OORL.PolicyLearning (object v0.1.2)

Policy learning implementation for OORL framework with social and collective learning.

Provides policy optimization algorithms including:

  • Individual policy gradient methods
  • Social learning with peer influence
  • Collective policy optimization
  • Meta-learning for strategy adaptation

Summary

Functions

Performs collective policy optimization across multiple objects.

Processes learning from interaction dyad experiences.

Creates a new policy learning configuration.

Selects action based on current policy and exploration strategy.

Performs social imitation learning by learning from peer policies.

Updates policy parameters using gradient-based optimization.

Types

learning_config()

@type learning_config() :: %{
  learning_rate: float(),
  batch_size: integer(),
  exploration_rate: float(),
  social_influence: float()
}

policy_type()

@type policy_type() :: :neural | :tabular | :linear | :tree_based

t()

@type t() :: %OORL.PolicyLearning{
  collective_optimization: boolean() | nil,
  experience_buffer: list() | nil,
  exploration_strategy: atom() | nil,
  learning_rate: float() | nil,
  meta_learning_config: map() | nil,
  peer_policies: map() | nil,
  performance_history: list() | nil,
  policy_network: map() | nil,
  policy_type: policy_type() | nil,
  social_learning_enabled: boolean() | nil
}

Functions

collective_policy_optimization(object_policies, collective_experiences, optimization_config \\ %{})

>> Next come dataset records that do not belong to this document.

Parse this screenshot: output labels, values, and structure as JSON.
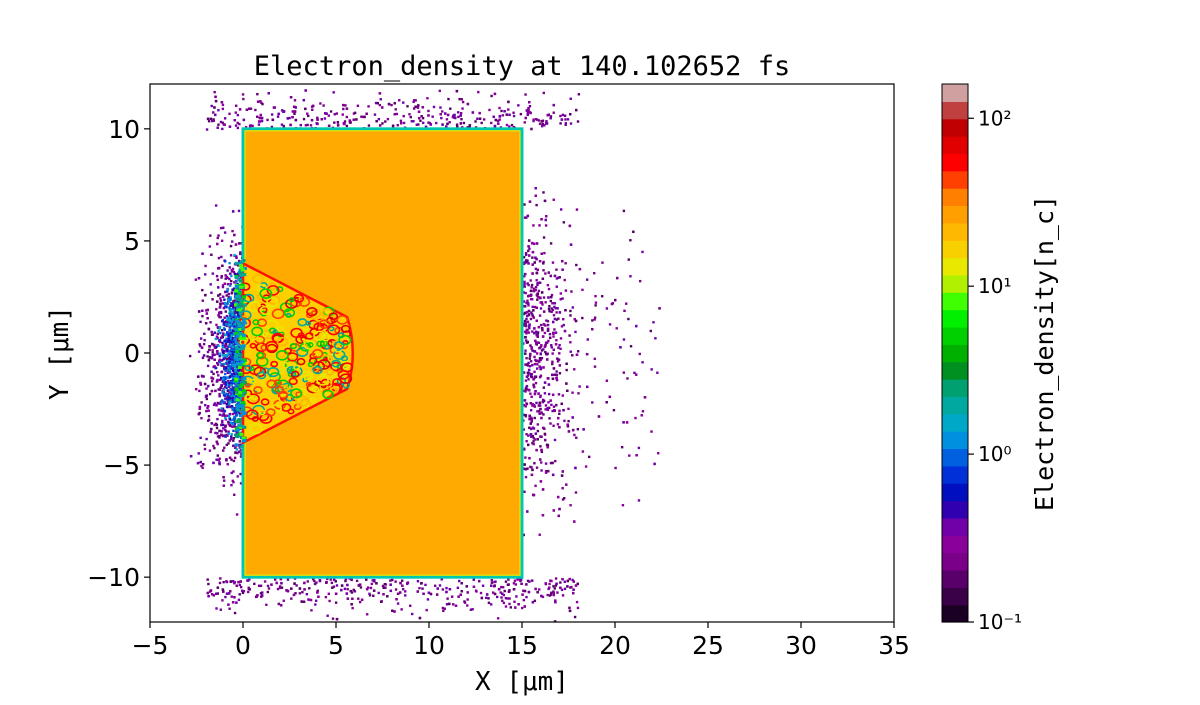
{
  "chart_data": {
    "type": "heatmap",
    "title": "Electron_density at 140.102652 fs",
    "xlabel": "X [μm]",
    "ylabel": "Y [μm]",
    "xlim": [
      -5,
      35
    ],
    "ylim": [
      -12,
      12
    ],
    "x_ticks": [
      -5,
      0,
      5,
      10,
      15,
      20,
      25,
      30,
      35
    ],
    "y_ticks": [
      -10,
      -5,
      0,
      5,
      10
    ],
    "x_tick_labels": [
      "−5",
      "0",
      "5",
      "10",
      "15",
      "20",
      "25",
      "30",
      "35"
    ],
    "y_tick_labels": [
      "−10",
      "−5",
      "0",
      "5",
      "10"
    ],
    "grid": false,
    "colorbar": {
      "label": "Electron_density[n_c]",
      "scale": "log",
      "range": [
        0.1,
        160
      ],
      "ticks": [
        0.1,
        1,
        10,
        100
      ],
      "tick_labels": [
        "10⁻¹",
        "10⁰",
        "10¹",
        "10²"
      ],
      "colormap_colors": [
        "#1a0022",
        "#3a0048",
        "#5a006a",
        "#7a008a",
        "#8a009a",
        "#7000a8",
        "#3000b0",
        "#0010c0",
        "#0030d8",
        "#0060e0",
        "#0090e0",
        "#00a8c8",
        "#00a8a0",
        "#00a070",
        "#009020",
        "#00b000",
        "#00d000",
        "#00f000",
        "#40ff00",
        "#b0f000",
        "#e8e800",
        "#f8d000",
        "#ffb800",
        "#ffa000",
        "#ff8000",
        "#ff4000",
        "#ff0000",
        "#e00000",
        "#c00000",
        "#c04040",
        "#d0a0a0"
      ]
    },
    "target": {
      "x_range": [
        0,
        15
      ],
      "y_range": [
        -10,
        10
      ],
      "density_nc": 30,
      "fill_color": "#ffaa00",
      "edge_color": "#00c8b0"
    },
    "laser_channel": {
      "front_x": 0,
      "tip_x": 5.6,
      "half_width_at_front": 4,
      "half_width_at_tip": 1.6
    },
    "blowoff_electrons": {
      "x_range": [
        -5,
        24
      ],
      "y_range": [
        -12,
        12
      ],
      "density_range_nc": [
        0.1,
        1
      ]
    }
  }
}
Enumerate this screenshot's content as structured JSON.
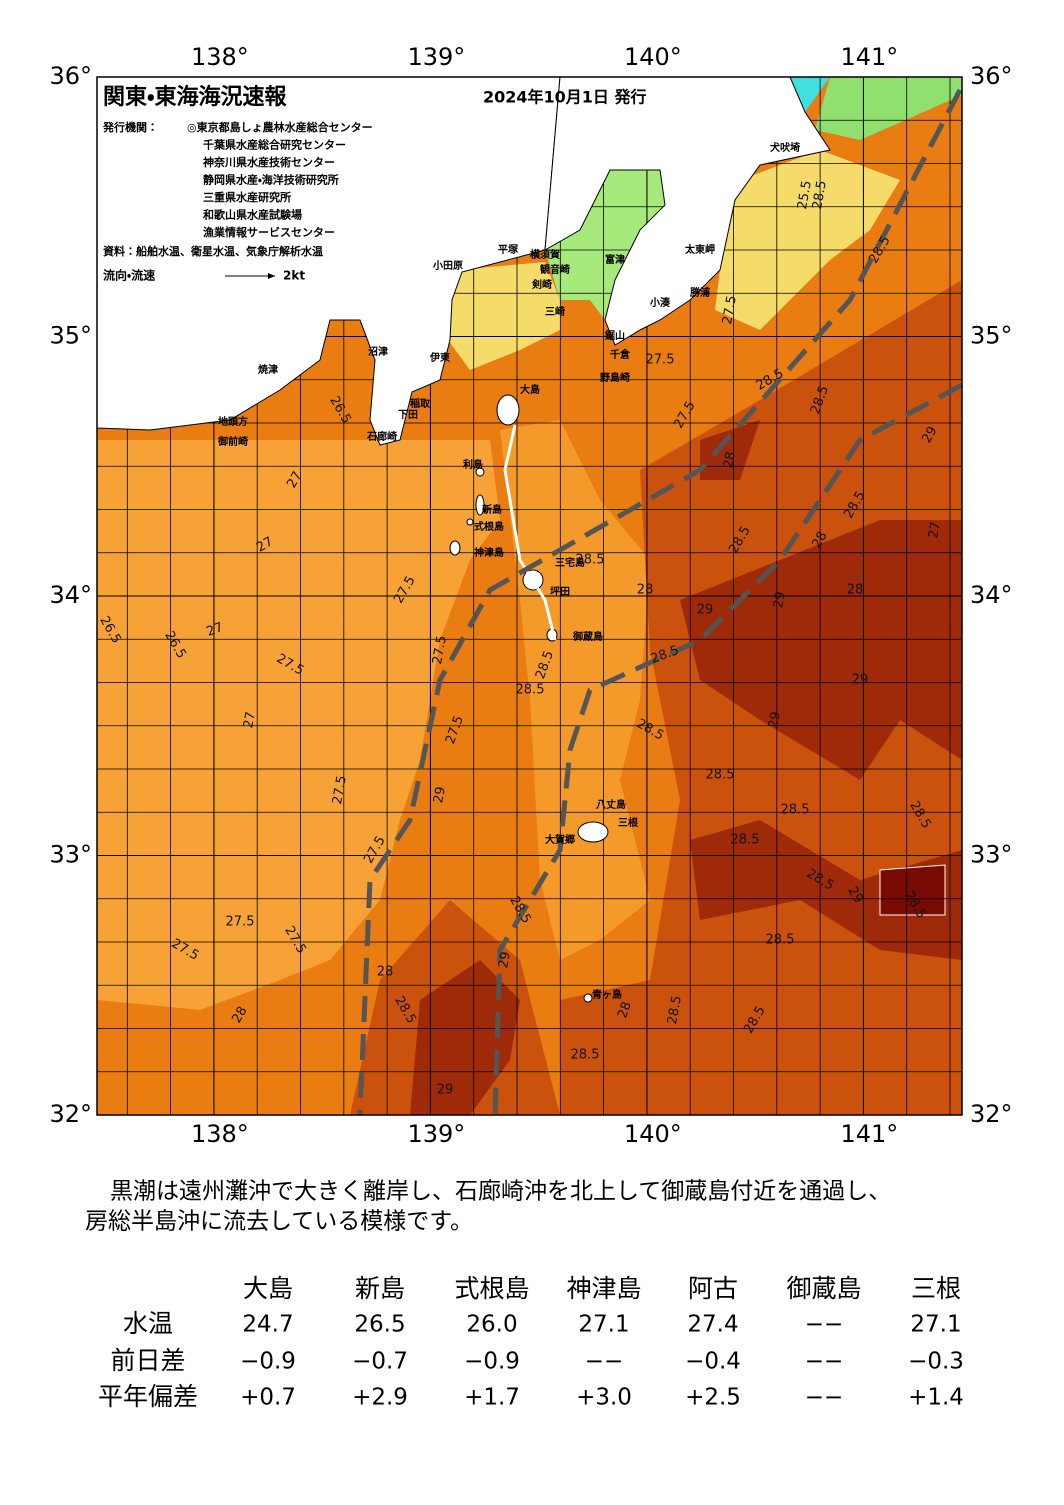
{
  "map": {
    "title": "関東・東海海況速報",
    "date": "2024年10月1日 発行",
    "issuer_label": "発行機関：",
    "issuers": [
      "◎東京都島しょ農林水産総合センター",
      "千葉県水産総合研究センター",
      "神奈川県水産技術センター",
      "静岡県水産・海洋技術研究所",
      "三重県水産研究所",
      "和歌山県水産試験場",
      "漁業情報サービスセンター"
    ],
    "source": "資料：船舶水温、衛星水温、気象庁解析水温",
    "legend_label": "流向・流速",
    "legend_scale": "2kt",
    "lon_ticks": [
      {
        "value": 138,
        "label": "138°"
      },
      {
        "value": 139,
        "label": "139°"
      },
      {
        "value": 140,
        "label": "140°"
      },
      {
        "value": 141,
        "label": "141°"
      }
    ],
    "lat_ticks": [
      {
        "value": 36,
        "label": "36°"
      },
      {
        "value": 35,
        "label": "35°"
      },
      {
        "value": 34,
        "label": "34°"
      },
      {
        "value": 33,
        "label": "33°"
      },
      {
        "value": 32,
        "label": "32°"
      }
    ],
    "places": [
      "犬吠埼",
      "太東岬",
      "勝浦",
      "小湊",
      "鋸山",
      "千倉",
      "野島崎",
      "富津",
      "横須賀",
      "観音崎",
      "剣崎",
      "三崎",
      "平塚",
      "小田原",
      "沼津",
      "伊東",
      "稲取",
      "下田",
      "石廊崎",
      "焼津",
      "地頭方",
      "御前崎",
      "大島",
      "利島",
      "新島",
      "式根島",
      "神津島",
      "三宅島",
      "坪田",
      "御蔵島",
      "八丈島",
      "三根",
      "大賀郷",
      "青ヶ島"
    ],
    "contours": [
      26.5,
      27,
      27,
      27.5,
      26.5,
      26.5,
      27,
      27.5,
      27,
      27.5,
      27.5,
      27.5,
      29,
      27.5,
      27.5,
      27.5,
      27.5,
      28,
      28,
      28.5,
      29,
      28.5,
      29,
      28.5,
      28,
      28.5,
      28.5,
      28.5,
      28.5,
      28.5,
      28.5,
      28.5,
      29,
      29,
      28,
      29,
      29,
      28.5,
      29,
      28.5,
      28.5,
      28.5,
      28,
      28.5,
      28.5,
      28.5,
      28,
      27.5,
      27.5,
      28.5,
      28.5,
      29,
      28.5,
      28,
      28.5,
      27,
      27.5,
      28.5,
      25.5,
      28.5
    ]
  },
  "summary": [
    "黒潮は遠州灘沖で大きく離岸し、石廊崎沖を北上して御蔵島付近を通過し、",
    "房総半島沖に流去している模様です。"
  ],
  "table": {
    "columns": [
      "大島",
      "新島",
      "式根島",
      "神津島",
      "阿古",
      "御蔵島",
      "三根"
    ],
    "rows": [
      [
        "水温",
        "24.7",
        "26.5",
        "26.0",
        "27.1",
        "27.4",
        "−−",
        "27.1"
      ],
      [
        "前日差",
        "−0.9",
        "−0.7",
        "−0.9",
        "−−",
        "−0.4",
        "−−",
        "−0.3"
      ],
      [
        "平年偏差",
        "+0.7",
        "+2.9",
        "+1.7",
        "+3.0",
        "+2.5",
        "−−",
        "+1.4"
      ]
    ]
  }
}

Performs collective policy optimization across multiple objects.

Parameters

  • object_policies: Map of object_id -> policy_learner
  • collective_experiences: Shared experiences across objects
  • optimization_config: Collective optimization settings

Returns

Updated map of object policies with collective improvements

evaluate_policy(policy_learner, test_scenarios, evaluation_metrics \\ [:return, :success_rate])

Evaluates policy performance on a set of test scenarios.

Parameters

  • policy_learner: Policy to evaluate
  • test_scenarios: List of test state-action sequences
  • evaluation_metrics: Metrics to compute

Returns

{:ok, evaluation_results} with performance metrics

interaction_dyad_learning(object_id, dyad_experiences)

Processes learning from interaction dyad experiences.

Parameters

  • object_id: ID of the learning object
  • dyad_experiences: List of dyadic interaction experiences

Returns

Learning updates based on dyadic interactions

new(opts \\ [])

Creates a new policy learning configuration.

Parameters

  • opts: Configuration options including policy type, learning rate, social learning settings

Returns

%OORL.PolicyLearning{} struct

select_action(policy_learner, state, exploration_config \\ %{})

Selects action based on current policy and exploration strategy.

Parameters

  • policy_learner: Current policy learning state
  • state: Current environment state
  • exploration_config: Exploration parameters

Returns

{:ok, action} with selected action

social_imitation_learning(object_id, peer_policies, performance_rankings)

Performs social imitation learning by learning from peer policies.

Parameters

  • object_id: ID of the learning object
  • peer_policies: Map of peer IDs to their policy configurations
  • performance_rankings: List of {peer_id, performance_score} tuples

Returns

Imitation weights indicating influence of each peer policy

update_policy(policy_learner, experiences, options \\ %{})

Updates policy parameters using gradient-based optimization.

Parameters

  • policy_learner: Current policy learning state
  • experiences: List of experience tuples (state, action, reward, next_state)
  • options: Update options including batch size, social influence

Returns

Updated %OORL.PolicyLearning{} struct with improved policy